Hester looks up again, across rock and tussock, and stares for a time at the sea.
First I shall give you what is good:
The cottage itself is rather pretty, albeit strange to our London eyes;— the only bricks to be found in it are those which make the chimneys. Its walls are made entirely of wooden boards, which were once painted buff, but are now rather blackened and blistered.
We have four rooms, with an attic above, reached by a ship’s ladder, which Robbie has taken for his bedroom. Below, Mother and Father have their room, with a window onto the verandah, and I mine, with a smaller pane looking east to some rather grand mountains (or hills, as we are learning we must call them). For the rest, we have a parlour at the front and a kitchen at the back, with a fine view of the sea, from which one enters a long, narrow space running half the width of the house and providing pantry, scullery &c. (You will be delighted to know that we do, after all, have a lavatory, albeit situated at a rather greater distance from the house than is customary in Clapham.)
Though it was still furnished, as we were promised, it seems the cottage had been unoccupied for some time;— at least, by any human. Upon our arrival, Father and Rob had to evict a family of rats from the pantry, and several birds from the attic, and there was much tidying up to be done after our erstwhile tenants before Mother would allow us to unpack our things. Now, however, it is quite spick and span, and the last of the birds have been smoked from its chimneys without accident.

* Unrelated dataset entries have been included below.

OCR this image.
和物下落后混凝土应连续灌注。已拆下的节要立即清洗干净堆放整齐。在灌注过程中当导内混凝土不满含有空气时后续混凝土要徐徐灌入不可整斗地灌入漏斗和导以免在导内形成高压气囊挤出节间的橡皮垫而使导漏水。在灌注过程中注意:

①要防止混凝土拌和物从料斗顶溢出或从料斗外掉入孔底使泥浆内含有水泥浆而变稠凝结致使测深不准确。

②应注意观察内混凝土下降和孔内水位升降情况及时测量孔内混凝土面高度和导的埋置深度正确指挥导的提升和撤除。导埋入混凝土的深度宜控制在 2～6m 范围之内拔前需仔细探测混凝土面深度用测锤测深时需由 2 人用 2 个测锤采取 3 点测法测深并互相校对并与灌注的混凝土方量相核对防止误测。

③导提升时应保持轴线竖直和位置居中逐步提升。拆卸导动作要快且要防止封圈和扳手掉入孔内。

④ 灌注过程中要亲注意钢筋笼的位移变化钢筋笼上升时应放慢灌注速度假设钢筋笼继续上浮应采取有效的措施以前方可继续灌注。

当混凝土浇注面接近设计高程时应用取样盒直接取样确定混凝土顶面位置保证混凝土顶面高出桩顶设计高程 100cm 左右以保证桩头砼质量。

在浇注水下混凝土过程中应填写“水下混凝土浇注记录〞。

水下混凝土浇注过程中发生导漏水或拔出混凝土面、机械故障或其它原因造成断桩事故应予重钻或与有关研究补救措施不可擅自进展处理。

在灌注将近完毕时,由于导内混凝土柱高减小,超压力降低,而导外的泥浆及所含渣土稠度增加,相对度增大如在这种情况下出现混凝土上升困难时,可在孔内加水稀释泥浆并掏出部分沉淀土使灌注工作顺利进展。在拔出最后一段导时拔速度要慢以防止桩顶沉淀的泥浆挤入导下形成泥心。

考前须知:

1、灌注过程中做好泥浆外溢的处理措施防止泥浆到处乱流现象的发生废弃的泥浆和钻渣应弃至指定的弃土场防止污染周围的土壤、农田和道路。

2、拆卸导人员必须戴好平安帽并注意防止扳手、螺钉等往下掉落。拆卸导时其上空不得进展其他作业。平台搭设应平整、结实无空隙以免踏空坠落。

I am sure we would be quite content in our new home, and prefer it greatly to our old Clapham terrace, were it not for the condition of the surrounding land. Where we had thought to find cleared pasture, there is only a dense covering of bushes, thorns and evil-looking nettles over the charred stumps of giant trees, and the rotten branches of smaller ones. I must tell you, Lucy, that it makes for a sad and dreary prospect;— furthermore, it must all be cleared before the grasses which are to be our living can begin to be sown, and who is to do it, and how long it will take, we have no way yet of knowing.

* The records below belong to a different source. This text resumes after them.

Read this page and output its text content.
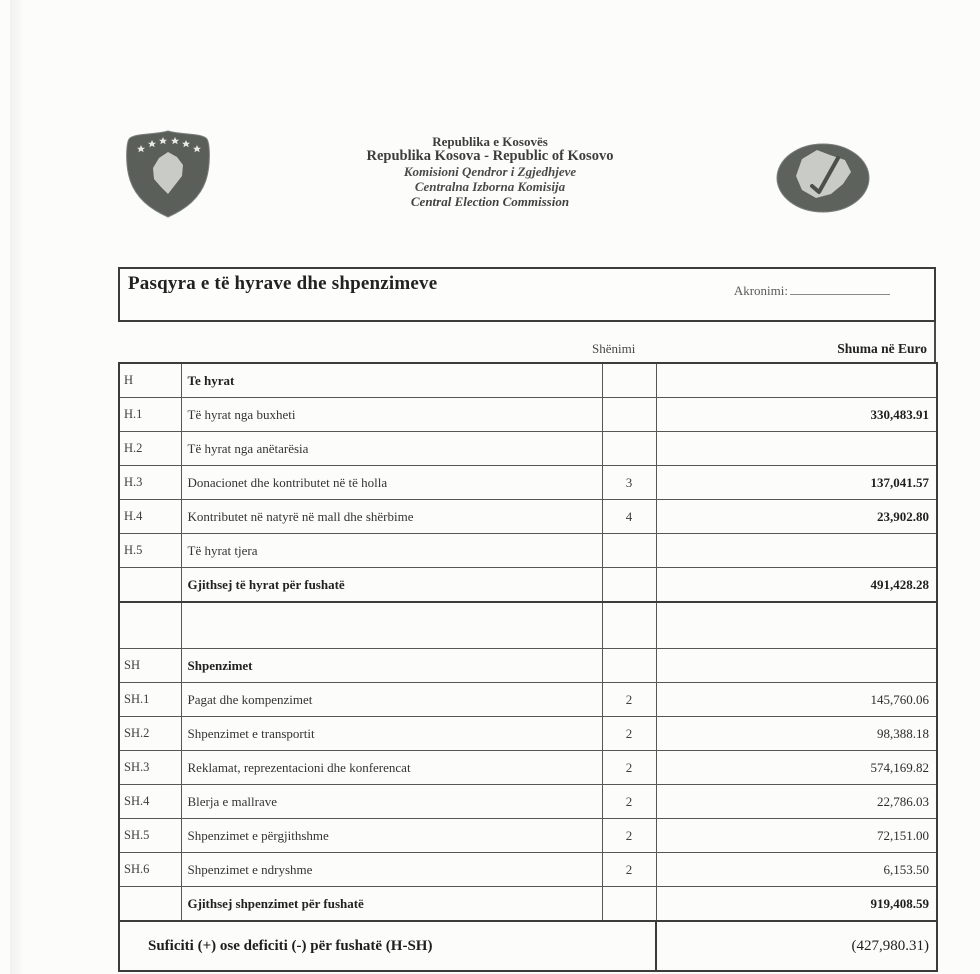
Republika e Kosovës
Republika Kosova - Republic of Kosovo
Komisioni Qendror i Zgjedhjeve
Centralna Izborna Komisija
Central Election Commission
Pasqyra e të hyrave dhe shpenzimeve	Akronimi:
Shënimi	Shuma në Euro
H	Te hyrat		
H.1	Të hyrat nga buxheti		330,483.91
H.2	Të hyrat nga anëtarësia		
H.3	Donacionet dhe kontributet në të holla	3	137,041.57
H.4	Kontributet në natyrë në mall dhe shërbime	4	23,902.80
H.5	Të hyrat tjera		
	Gjithsej të hyrat për fushatë		491,428.28

SH	Shpenzimet		
SH.1	Pagat dhe kompenzimet	2	145,760.06
SH.2	Shpenzimet e transportit	2	98,388.18
SH.3	Reklamat, reprezentacioni dhe konferencat	2	574,169.82
SH.4	Blerja e mallrave	2	22,786.03
SH.5	Shpenzimet e përgjithshme	2	72,151.00
SH.6	Shpenzimet e ndryshme	2	6,153.50
	Gjithsej shpenzimet për fushatë		919,408.59
Suficiti (+) ose deficiti (-) për fushatë (H-SH)			(427,980.31)
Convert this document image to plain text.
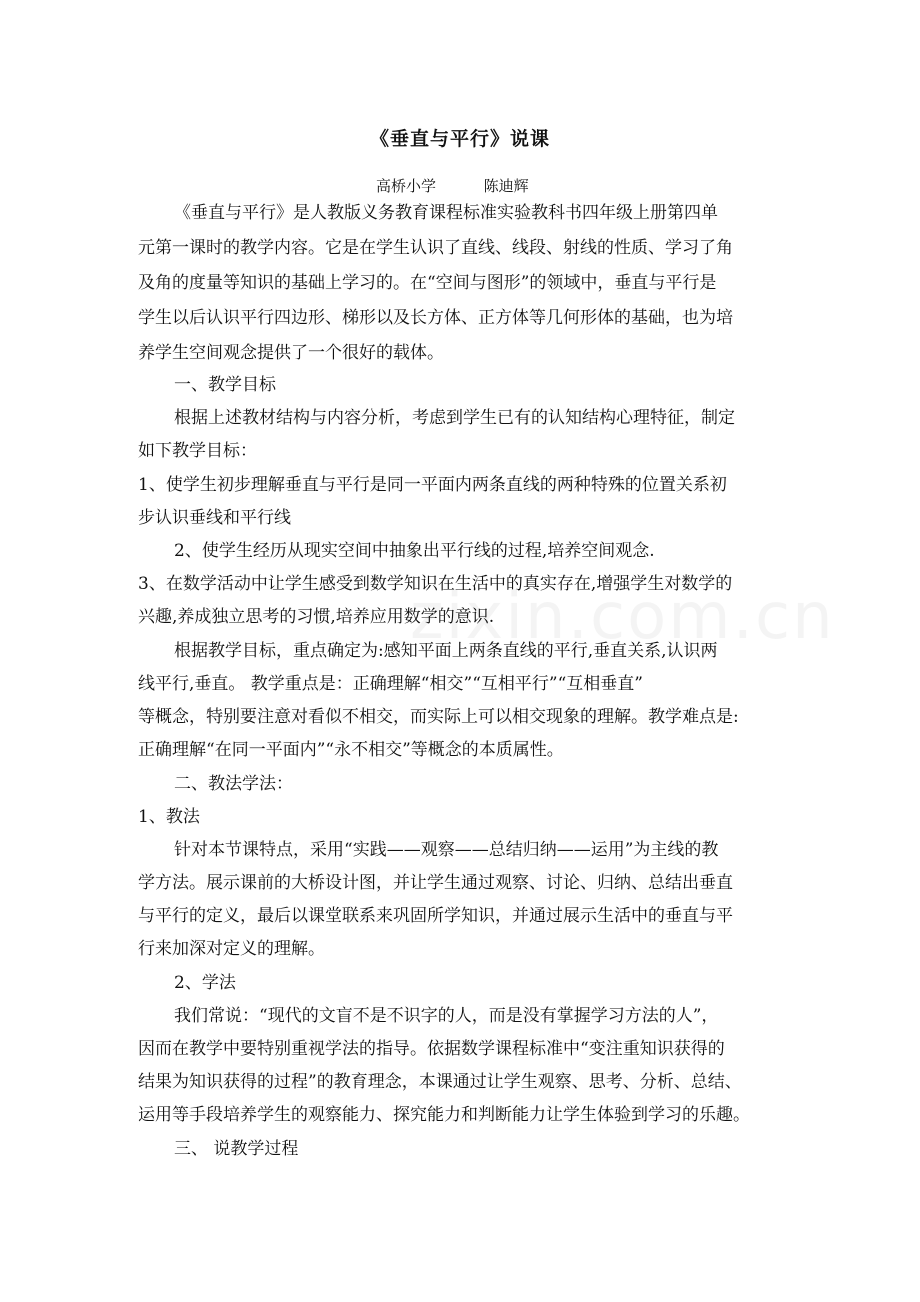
《垂直与平行》说课
高桥小学          陈迪辉
《垂直与平行》是人教版义务教育课程标准实验教科书四年级上册第四单
元第一课时的教学内容。它是在学生认识了直线、线段、射线的性质、学习了角
及角的度量等知识的基础上学习的。在“空间与图形”的领域中，垂直与平行是
学生以后认识平行四边形、梯形以及长方体、正方体等几何形体的基础，也为培
养学生空间观念提供了一个很好的载体。
一、教学目标
根据上述教材结构与内容分析，考虑到学生已有的认知结构心理特征，制定
如下教学目标：
1、使学生初步理解垂直与平行是同一平面内两条直线的两种特殊的位置关系初
步认识垂线和平行线
2、使学生经历从现实空间中抽象出平行线的过程,培养空间观念.
3、在数学活动中让学生感受到数学知识在生活中的真实存在,增强学生对数学的
兴趣,养成独立思考的习惯,培养应用数学的意识.
根据教学目标，重点确定为:感知平面上两条直线的平行,垂直关系,认识两
线平行,垂直。 教学重点是：正确理解“相交”“互相平行”“互相垂直”
等概念，特别要注意对看似不相交，而实际上可以相交现象的理解。教学难点是:
正确理解“在同一平面内”“永不相交”等概念的本质属性。
二、教法学法：
1、教法
针对本节课特点，采用“实践——观察——总结归纳——运用”为主线的教
学方法。展示课前的大桥设计图，并让学生通过观察、讨论、归纳、总结出垂直
与平行的定义，最后以课堂联系来巩固所学知识，并通过展示生活中的垂直与平
行来加深对定义的理解。
2、学法
我们常说：“现代的文盲不是不识字的人，而是没有掌握学习方法的人”，
因而在教学中要特别重视学法的指导。依据数学课程标准中“变注重知识获得的
结果为知识获得的过程”的教育理念，本课通过让学生观察、思考、分析、总结、
运用等手段培养学生的观察能力、探究能力和判断能力让学生体验到学习的乐趣。
三、 说教学过程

But there! It must be only a matter of time, and patience. When next I write, no doubt all will have been resolved, and I shall have nothing to complain of but an overindulgence of fresh air, fine sea views, and sunshine;— and, of course, that you are not here to share them with me.
Your loving friend in New Zealand,
Hester
Five
The bullock cart pulls up with their things before they have finished breakfast.

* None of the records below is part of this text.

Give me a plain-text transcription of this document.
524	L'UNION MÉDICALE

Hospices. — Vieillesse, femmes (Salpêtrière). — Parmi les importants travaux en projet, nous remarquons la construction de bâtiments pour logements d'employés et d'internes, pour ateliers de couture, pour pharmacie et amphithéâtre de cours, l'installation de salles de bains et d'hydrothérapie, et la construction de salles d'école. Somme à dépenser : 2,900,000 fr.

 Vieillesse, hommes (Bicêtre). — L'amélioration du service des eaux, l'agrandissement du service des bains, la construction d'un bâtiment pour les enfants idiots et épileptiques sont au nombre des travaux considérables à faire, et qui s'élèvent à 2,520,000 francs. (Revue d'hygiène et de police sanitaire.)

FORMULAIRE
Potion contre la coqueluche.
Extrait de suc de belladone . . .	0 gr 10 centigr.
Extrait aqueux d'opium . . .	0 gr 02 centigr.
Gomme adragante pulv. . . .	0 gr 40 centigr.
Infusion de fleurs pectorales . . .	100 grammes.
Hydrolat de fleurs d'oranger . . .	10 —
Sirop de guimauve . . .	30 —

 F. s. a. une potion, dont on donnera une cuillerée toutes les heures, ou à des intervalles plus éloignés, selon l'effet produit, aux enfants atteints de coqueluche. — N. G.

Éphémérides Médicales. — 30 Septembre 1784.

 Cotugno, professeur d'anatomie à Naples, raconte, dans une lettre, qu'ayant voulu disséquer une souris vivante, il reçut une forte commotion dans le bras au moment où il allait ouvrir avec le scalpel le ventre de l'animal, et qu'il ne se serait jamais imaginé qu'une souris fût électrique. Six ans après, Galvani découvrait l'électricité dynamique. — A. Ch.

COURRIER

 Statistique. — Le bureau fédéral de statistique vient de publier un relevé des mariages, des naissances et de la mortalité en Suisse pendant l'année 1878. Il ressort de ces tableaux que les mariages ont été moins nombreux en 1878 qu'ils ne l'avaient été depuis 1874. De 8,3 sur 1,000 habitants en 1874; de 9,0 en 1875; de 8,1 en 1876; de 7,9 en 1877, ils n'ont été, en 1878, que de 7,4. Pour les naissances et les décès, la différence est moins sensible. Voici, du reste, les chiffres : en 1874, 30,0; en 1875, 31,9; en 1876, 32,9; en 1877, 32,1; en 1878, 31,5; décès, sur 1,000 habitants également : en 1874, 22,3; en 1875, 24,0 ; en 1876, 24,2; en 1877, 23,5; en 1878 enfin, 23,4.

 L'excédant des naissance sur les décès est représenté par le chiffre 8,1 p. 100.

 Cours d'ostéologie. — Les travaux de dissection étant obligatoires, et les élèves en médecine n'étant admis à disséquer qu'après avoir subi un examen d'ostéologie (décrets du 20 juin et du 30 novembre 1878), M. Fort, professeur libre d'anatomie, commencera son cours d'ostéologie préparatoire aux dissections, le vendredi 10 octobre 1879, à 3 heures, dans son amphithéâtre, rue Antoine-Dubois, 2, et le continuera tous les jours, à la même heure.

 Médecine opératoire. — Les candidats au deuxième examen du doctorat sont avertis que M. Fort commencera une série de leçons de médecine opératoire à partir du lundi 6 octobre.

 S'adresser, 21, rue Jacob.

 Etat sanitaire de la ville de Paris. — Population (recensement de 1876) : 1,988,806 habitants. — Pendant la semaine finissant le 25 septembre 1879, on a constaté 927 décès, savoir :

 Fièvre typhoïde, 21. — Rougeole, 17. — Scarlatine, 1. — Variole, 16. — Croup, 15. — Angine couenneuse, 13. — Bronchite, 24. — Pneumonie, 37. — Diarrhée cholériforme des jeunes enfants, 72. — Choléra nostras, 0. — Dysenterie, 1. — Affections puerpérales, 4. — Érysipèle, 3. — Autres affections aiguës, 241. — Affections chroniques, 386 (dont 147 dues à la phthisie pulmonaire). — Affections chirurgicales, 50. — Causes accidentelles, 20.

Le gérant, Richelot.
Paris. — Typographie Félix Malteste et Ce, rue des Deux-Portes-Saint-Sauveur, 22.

‘Good morning.’ The driver does not bother to smile. ‘I am Delacroix.’
On the verandah, the Petersons exchange cautious glances.
‘It is my house you pass, when you come here,’ he explains. ‘The last one, before you reach this road.’
‘Of course,’ says Daniel politely. ‘Monsieur … Delacroix? How nice to meet you.’
Delacroix nods impatiently while Daniel completes the introductions, and the bullocks stamp their feet. In the flesh they are not very picturesque, and much larger than Hester expected. Their leader returns her gaze with an expression as perfectly brutish as it is sour.
‘I think perhaps you want something,’ says Delacroix, as soon as he is able.